Por que achamos
que as histórias dos homens
possuem importância universal,
e que as das mulheres não passam
de histórias sobre mulheres?
Minha avó saiu da escola com 12 anos.
Ela teve 14 filhos.
Minha mãe saiu da escola com 15 anos.
Ela era secretária.
Eu me formei na universidade
como diretora de teatro,
e esse progresso tem a ver com o fato
de pessoas que nunca vou conhecer
terem lutado pelo direito das mulheres
de votarem, de terem acesso
à educação, de progredirem.
E estou determinada a fazer o mesmo,
e vocês também, é claro.
Por que não?
(Aplausos)
Há sete anos criei o festival WOW,
"Women of the World", mulheres do mundo,
que está em 20 países pelos 5 continentes.
Um desses países
é a Somalilândia, na África.
Estive lá ano passado,
e uma das alegrias dessa visita
foi conhecer estas cavernas.
As cavernas Laas Geel.
Nelas estão algumas das mais
antigas pinturas rupestres do mundo.
Imagina-se que essas pinturas
tenham de 9 mil a 11 mil anos.
Arte:
a humanidade tem feito arte
desde que começou a evoluir.
É como falamos sobre nós mesmos,
como compreendemos nossa identidade,
como olhamos ao nosso redor,
o que descobrimos uns sobre os outros
por causa do sentido das nossas vidas.
A arte é para isso.
Então olhem esta pequena imagem.
Acho que é de uma garotinha.
Achei pouco parecida comigo
quando eu era menina.
E pensei: quem será que pintou
essa figura alegre e jovial?
E perguntei ao curador das cavernas:
"Me fale sobre os homens
e as mulheres que pintaram isso".
Ele olhou para mim
bem desconfiado e disse:
"As mulheres não pintaram essas imagens".
E eu disse: "Isso foi há 11 mil anos.
Como você sabe?"
(Risos)
E ele respondeu: "As mulheres
não fazem essas coisas.
Os homens fizeram estas marcas.
As mulheres não".
Nem fiquei tão surpresa assim,
pois sempre vi esse tipo de atitude
em toda minha vida de diretora de teatro.
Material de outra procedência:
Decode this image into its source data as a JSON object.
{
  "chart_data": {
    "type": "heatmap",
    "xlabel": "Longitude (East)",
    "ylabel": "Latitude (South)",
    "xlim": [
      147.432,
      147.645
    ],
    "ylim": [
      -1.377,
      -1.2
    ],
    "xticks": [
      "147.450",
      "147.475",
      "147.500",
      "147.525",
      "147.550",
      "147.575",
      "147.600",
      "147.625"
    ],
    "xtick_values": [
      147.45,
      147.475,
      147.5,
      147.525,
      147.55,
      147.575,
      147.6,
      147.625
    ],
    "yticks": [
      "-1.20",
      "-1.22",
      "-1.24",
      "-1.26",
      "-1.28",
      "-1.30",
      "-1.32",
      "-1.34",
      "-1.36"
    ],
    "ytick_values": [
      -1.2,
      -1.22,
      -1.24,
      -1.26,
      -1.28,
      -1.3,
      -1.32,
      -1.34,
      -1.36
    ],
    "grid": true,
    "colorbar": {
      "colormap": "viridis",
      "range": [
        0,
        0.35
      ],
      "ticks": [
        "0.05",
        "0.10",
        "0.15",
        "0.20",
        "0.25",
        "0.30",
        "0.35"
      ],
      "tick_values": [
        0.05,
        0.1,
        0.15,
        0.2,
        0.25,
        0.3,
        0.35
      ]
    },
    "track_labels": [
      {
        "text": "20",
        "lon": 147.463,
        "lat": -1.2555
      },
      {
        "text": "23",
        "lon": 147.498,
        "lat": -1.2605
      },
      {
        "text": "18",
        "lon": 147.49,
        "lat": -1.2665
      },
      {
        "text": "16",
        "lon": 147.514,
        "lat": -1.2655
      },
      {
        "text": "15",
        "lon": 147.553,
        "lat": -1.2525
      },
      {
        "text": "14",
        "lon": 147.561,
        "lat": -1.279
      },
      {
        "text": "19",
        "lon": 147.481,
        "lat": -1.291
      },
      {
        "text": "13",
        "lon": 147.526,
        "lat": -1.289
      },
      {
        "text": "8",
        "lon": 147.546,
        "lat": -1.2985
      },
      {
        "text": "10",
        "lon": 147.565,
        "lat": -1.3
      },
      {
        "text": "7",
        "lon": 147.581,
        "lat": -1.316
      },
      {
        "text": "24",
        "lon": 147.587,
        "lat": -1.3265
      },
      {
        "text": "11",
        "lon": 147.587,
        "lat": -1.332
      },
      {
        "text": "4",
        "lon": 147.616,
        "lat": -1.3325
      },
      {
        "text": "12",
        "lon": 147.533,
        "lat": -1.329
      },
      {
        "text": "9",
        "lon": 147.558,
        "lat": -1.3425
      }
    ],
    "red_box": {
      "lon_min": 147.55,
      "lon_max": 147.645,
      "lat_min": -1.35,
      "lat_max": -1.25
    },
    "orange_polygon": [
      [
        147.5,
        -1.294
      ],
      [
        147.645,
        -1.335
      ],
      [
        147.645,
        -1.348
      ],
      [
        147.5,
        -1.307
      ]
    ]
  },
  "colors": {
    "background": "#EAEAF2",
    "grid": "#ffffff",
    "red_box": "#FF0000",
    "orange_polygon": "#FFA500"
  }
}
Nos dizem que o conhecimento divino
vem através do masculino,
seja ele o imã, o padre,
o rabino, o homem sagrado.
Da mesma forma, nos dizem
que o gênio criativo reside no masculino,
que é o masculino
que poderá nos dizer quem realmente somos,
que o masculino vai contar
a história universal
em nome de todos nós,
enquanto as artistas mulheres falam
somente sobre experiências femininas,
questões femininas, relevantes
apenas para as mulheres
e de pouco interesse para os homens,
e para uns poucos homens apenas.
E é essa convicção,
que nos foi ensinada,
que penso influenciar muito
se estamos preparados para acreditar
que as histórias femininas
realmente importam.
E, se não estivermos preparados
para acreditar nisso,
então os direitos das mulheres
não importam de fato,
e portanto a mudança
não pode ocorrer de verdade.
Quero lhes dar dois exemplos de histórias
que são consideradas
de importância universal:
"E.T." e "Hamlet".
(Risos)
Quando meus filhos eram pequenos,
a Caroline tinha oito anos,
e o Robby cinco,
eu os levei para assistir "E.T."
E é uma história fantástica
de um pequeno alienígena
que vai parar numa família
norte-americana,
com uma mãe, dois irmãos e uma irmã,
mas ele quer voltar para casa.
Não bastasse isso,
alguns cientistas muito maus
querem fazer algumas experiências com ele,
e passam a procurá-lo.
Então, as crianças bolam um plano.
Elas decidem levá-lo de volta
à sua espaçonave o mais rápido possível,
e o colocam na cesta de uma bicicleta
e saem pedalando.
Mas, infelizmente, os vilões descobrem
o plano e vão no encalço delas
com sirenes, armas
e megafones; é muito assustador.
E eles se aproximam das crianças,
que acham que não vão conseguir.
Então, de repente, magicamente,
as bicicletas saem voando
acima das nuvens,
ao longo da Lua,
e elas conseguem salvar o E.T.
Eu me viro para ver
o rosto de meus filhos,
e Robby está extasiado,
está junto com eles, salvando o E.T.,
é um menino feliz.
Eu me viro para Caroline,
e ela está aos prantos.
E aí perguntei: "O que foi?"
Ela respondeu: "Por que eu não posso
salvar o E.T.? Por que não posso ir?"
E de repente percebi:
eles não eram crianças;
eles eram meninos...
todos meninos.
E Caroline, que tinha
investido tanto no E.T.,
bem, ela não foi convidada para salvá-lo,
e se sentiu humilhada e rejeitada.
Então escrevi ao Steven Spielberg...
(Risos) (Aplausos)
e falei: "Não sei se você entende
a importância psicológica
do que aconteceu.
Você está preparado
para pagar a conta da terapia?"
(Risos)
Vinte anos depois e nem uma palavra dele,
mas ainda tenho esperança.
(Risos)
Mas acho que foi interessante,
porque, em comentários
sobre as intenções dele com o E.T.,
ele diz claramente:
"Eu quero que o mundo entenda
que devemos amar e aceitar as diferenças".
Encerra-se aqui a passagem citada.